PERFECT FIT FOR E-SPORTS: Blizzard execs believe “Overwatch,” launched in May, is uniquely suited to a successful e-sports business. Unlike many popular games that were originally released as pure diversions and saw competitions develop organically among fans, Blizzard has had designs on a league from the beginning. Fan response has been strong; 20 million people now play the game, Blizzard says. “We’re able to think about scheduling in a really smart way, and where we’re placing the league, and the international component,” said Activision Blizzard Media Networks Chair Steve Bornstein. "And we weren’t stepping on anybody’s toes when we’re doing it, because the game is relatively new and was designed with eSports in mind." "Overwatch," Blizzard’s fourth major franchise, is a multiplayer, first-person shooter game, in which two teams of six compete to secure and defend positions on a map or escort goods from one point to another. Players act as one of several hero characters with different skill sets.

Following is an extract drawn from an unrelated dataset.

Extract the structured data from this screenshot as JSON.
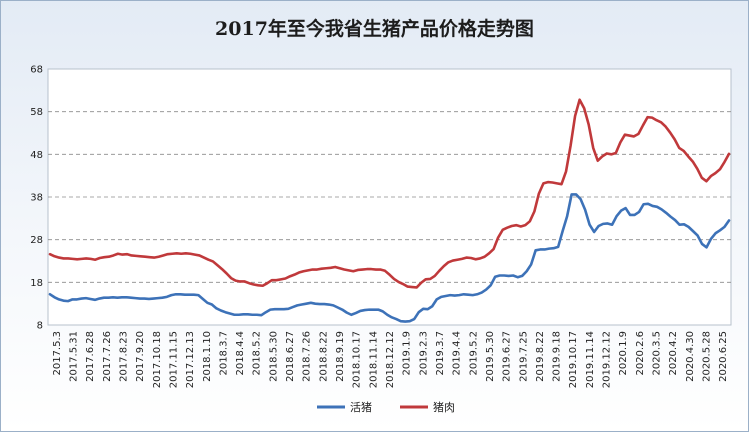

TELEVISION DEAL COMING? Activision Blizzard has not decided how league events will be distributed, but Bornstein hinted at a television deal in the future, though it will probably be viewed primarily online. “I’m not particularly hung up on what the platform is, I just want to make sure we have broad reach. I would not be surprised if there is terrestrial distribution,” he said. Activision Blizzard CEO Bobby Kotick said the “Overwatch” league is expected to make money in its own right, not merely act as a marketing tool for the publisher. A key goal of the league is to turn players into marketable celebrities. “If you’re going to celebrate your players, you’ve got to start by being able to pay them,” he said. “And we want our players to make a real living doing this, and be appropriate compensated for their skills. And also you can’t get owners to invest in infrastructure, in local marketing, and local ticketing capabilities and arenas if there’s not a prospect of profits of those owners." They hope for league play to begin in Q3 ‘17.